Help for setting parameters to solve non-identifiability problem

specification

#1

Hi,

I’m working in some logits that shares parameters. By the utility function this model has non-identifiability problems that is solved fixing one of the element of the vector parameter beta (to one in this case) and a second element to be higher than the fixed one. I try to aplly that, but it seems don´t work fine for me.

Here the model specification:

data {
  int<lower=1> NRUBROS; //number of independent variables
  int<lower=0> NCASOS; //number of observations
  int<lower=0,upper=1> y[NCASOS,NRUBROS]; //dependent variables
  vector[NRUBROS] x[NCASOS]; //covariates 
}

transformed data{
  vector[NCASOS] sumd;
  
  for (i in 1:NCASOS) {
    sumd[i] = fmax(sum(x[i]),1); //auxiliar data
  }
}

parameters {
  vector[NRUBROS-2] beta_free; //free parameters
  real<lower=1> beta_free_aux; //to constrain the second element
}

transformed parameters {
  vector[NRUBROS] beta; //to append vector of parameters
  
  beta = append_row(1,append_row(beta_free_aux,beta_free)); //create vector beta

}

model { 
  vector[NRUBROS] utilidad[NCASOS]; //utility matrix
  vector[NRUBROS] probabilidad[NCASOS]; //probability matrix 

  for (j in 1:NRUBROS){
    for (i in 1:NCASOS){ 
      utilidad[i, j] = fabs(beta[j] - dot_product(beta,x[i])/sumd[i]); //utility definition
      probabilidad[i, j] = inv_logit(utilidad[i, j]);
    }
  }     
  { 
    for(i in 1: NCASOS){
      y[i] ~ bernoulli(probabilidad[i]);
    }
  }

  to_vector(beta_free) ~ normal(0,5);
  beta_free_aux ~ normal(0,5);
}

The problem is, for example for a 4 catogories simulation, with a real value of the parameter beta = (-1,-2,1,0) there is only one solution that respect the fixed and constrained parameters = (1,2,-1,0). But, looking the traceplot, you can see that three chains converge to the desired solution and the other one converge to a solution like (1,1,3,2) that looks very similiar to the plausible solution (1,0,3,2) with the diference that the second parameter is constrained to be higher than one. Then, i think the free parameters are be able to move in the space solution with the two first elements of beta don´t constrained and i don´t like that. Any idea to solve it?

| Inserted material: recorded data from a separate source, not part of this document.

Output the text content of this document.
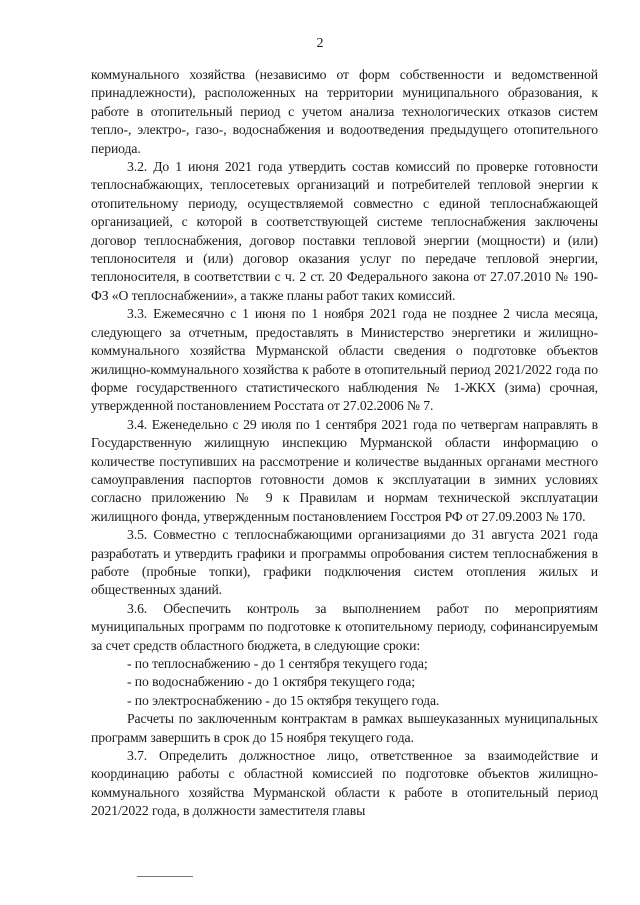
2

коммунального хозяйства (независимо от форм собственности и ведомственной принадлежности), расположенных на территории муниципального образования, к работе в отопительный период с учетом анализа технологических отказов систем тепло-, электро-, газо-, водоснабжения и водоотведения предыдущего отопительного периода.

3.2. До 1 июня 2021 года утвердить состав комиссий по проверке готовности теплоснабжающих, теплосетевых организаций и потребителей тепловой энергии к отопительному периоду, осуществляемой совместно с единой теплоснабжающей организацией, с которой в соответствующей системе теплоснабжения заключены договор теплоснабжения, договор поставки тепловой энергии (мощности) и (или) теплоносителя и (или) договор оказания услуг по передаче тепловой энергии, теплоносителя, в соответствии с ч. 2 ст. 20 Федерального закона от 27.07.2010 № 190-ФЗ «О теплоснабжении», а также планы работ таких комиссий.

3.3. Ежемесячно с 1 июня по 1 ноября 2021 года не позднее 2 числа месяца, следующего за отчетным, предоставлять в Министерство энергетики и жилищно-коммунального хозяйства Мурманской области сведения о подготовке объектов жилищно-коммунального хозяйства к работе в отопительный период 2021/2022 года по форме государственного статистического наблюдения № 1-ЖКХ (зима) срочная, утвержденной постановлением Росстата от 27.02.2006 № 7.

3.4. Еженедельно с 29 июля по 1 сентября 2021 года по четвергам направлять в Государственную жилищную инспекцию Мурманской области информацию о количестве поступивших на рассмотрение и количестве выданных органами местного самоуправления паспортов готовности домов к эксплуатации в зимних условиях согласно приложению № 9 к Правилам и нормам технической эксплуатации жилищного фонда, утвержденным постановлением Госстроя РФ от 27.09.2003 № 170.

3.5. Совместно с теплоснабжающими организациями до 31 августа 2021 года разработать и утвердить графики и программы опробования систем теплоснабжения в работе (пробные топки), графики подключения систем отопления жилых и общественных зданий.

3.6. Обеспечить контроль за выполнением работ по мероприятиям муниципальных программ по подготовке к отопительному периоду, софинансируемым за счет средств областного бюджета, в следующие сроки:

- по теплоснабжению - до 1 сентября текущего года;
- по водоснабжению - до 1 октября текущего года;
- по электроснабжению - до 15 октября текущего года.

Расчеты по заключенным контрактам в рамках вышеуказанных муниципальных программ завершить в срок до 15 ноября текущего года.

3.7. Определить должностное лицо, ответственное за взаимодействие и координацию работы с областной комиссией по подготовке объектов жилищно-коммунального хозяйства Мурманской области к работе в отопительный период 2021/2022 года, в должности заместителя главы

Rplot%20beta%203%20converge%201%20not

Regards and like always sorry for my english!

simulation code: Simulation (MODELO 9B DM MEAN).R (1.7 KB)


Many issues about a Multivarite Probit purchase model: data simulation, reparameterization and speedup
#2

Just a quick idea: AFAIK Stan has problem not only when there are multiple equivalent solutions, but also when there are multiple local maxima of posterior density. It seems, that there is a local maximum at (1,1,3,2) - you can check if this is the case by plotting the betas against log_prob (manually or via shinystan’s explore - bivariate/trivariate plot function).

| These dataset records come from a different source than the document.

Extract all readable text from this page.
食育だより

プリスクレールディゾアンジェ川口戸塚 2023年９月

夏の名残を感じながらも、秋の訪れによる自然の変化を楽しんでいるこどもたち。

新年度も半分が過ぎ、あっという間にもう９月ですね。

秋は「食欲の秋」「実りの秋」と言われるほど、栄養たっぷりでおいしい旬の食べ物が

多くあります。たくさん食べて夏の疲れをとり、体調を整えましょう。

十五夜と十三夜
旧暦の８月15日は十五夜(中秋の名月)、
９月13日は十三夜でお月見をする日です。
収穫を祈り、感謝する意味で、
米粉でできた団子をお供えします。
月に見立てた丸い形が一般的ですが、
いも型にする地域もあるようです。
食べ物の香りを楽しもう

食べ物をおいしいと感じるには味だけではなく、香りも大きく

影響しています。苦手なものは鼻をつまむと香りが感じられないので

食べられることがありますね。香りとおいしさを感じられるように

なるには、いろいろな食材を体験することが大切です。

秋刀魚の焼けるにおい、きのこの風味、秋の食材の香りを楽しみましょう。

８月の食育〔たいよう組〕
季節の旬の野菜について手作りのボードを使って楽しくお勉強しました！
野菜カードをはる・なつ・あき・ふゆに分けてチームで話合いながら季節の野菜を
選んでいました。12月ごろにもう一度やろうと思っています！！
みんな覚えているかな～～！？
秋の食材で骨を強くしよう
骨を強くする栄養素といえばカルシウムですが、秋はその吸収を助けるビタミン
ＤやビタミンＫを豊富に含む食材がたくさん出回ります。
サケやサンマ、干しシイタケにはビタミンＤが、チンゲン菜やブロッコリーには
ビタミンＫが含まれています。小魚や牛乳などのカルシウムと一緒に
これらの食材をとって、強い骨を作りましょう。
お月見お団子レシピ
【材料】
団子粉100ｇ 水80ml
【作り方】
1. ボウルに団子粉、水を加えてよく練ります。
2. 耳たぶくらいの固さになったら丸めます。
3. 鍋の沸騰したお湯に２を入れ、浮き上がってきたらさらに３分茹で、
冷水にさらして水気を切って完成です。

Note that prior on beta_free_aux has a maximum at 1 and it is possible that this maximum is not dampened by data. You may try setting a prior on beta_free_aux that has zero density at 1, I remember that Michael used inverse Gamma for a similar problem (https://betanalpha.github.io/assets/case_studies/gp_part3/part3.html see section 4), but Gamma might be good as well. Alternatively you may try if the problem persists if you simulate a larger dataset.


#3

That’s correct.

This is almost certainly wrong, as it bounds pbabilidad[i, j] below at 0.5 by bounding the log odds below at 0. You probably just want to get rid of that fabs. Whenever you see fabs applied to a (function of a) parameter, it’s going to be problematic for identifiability.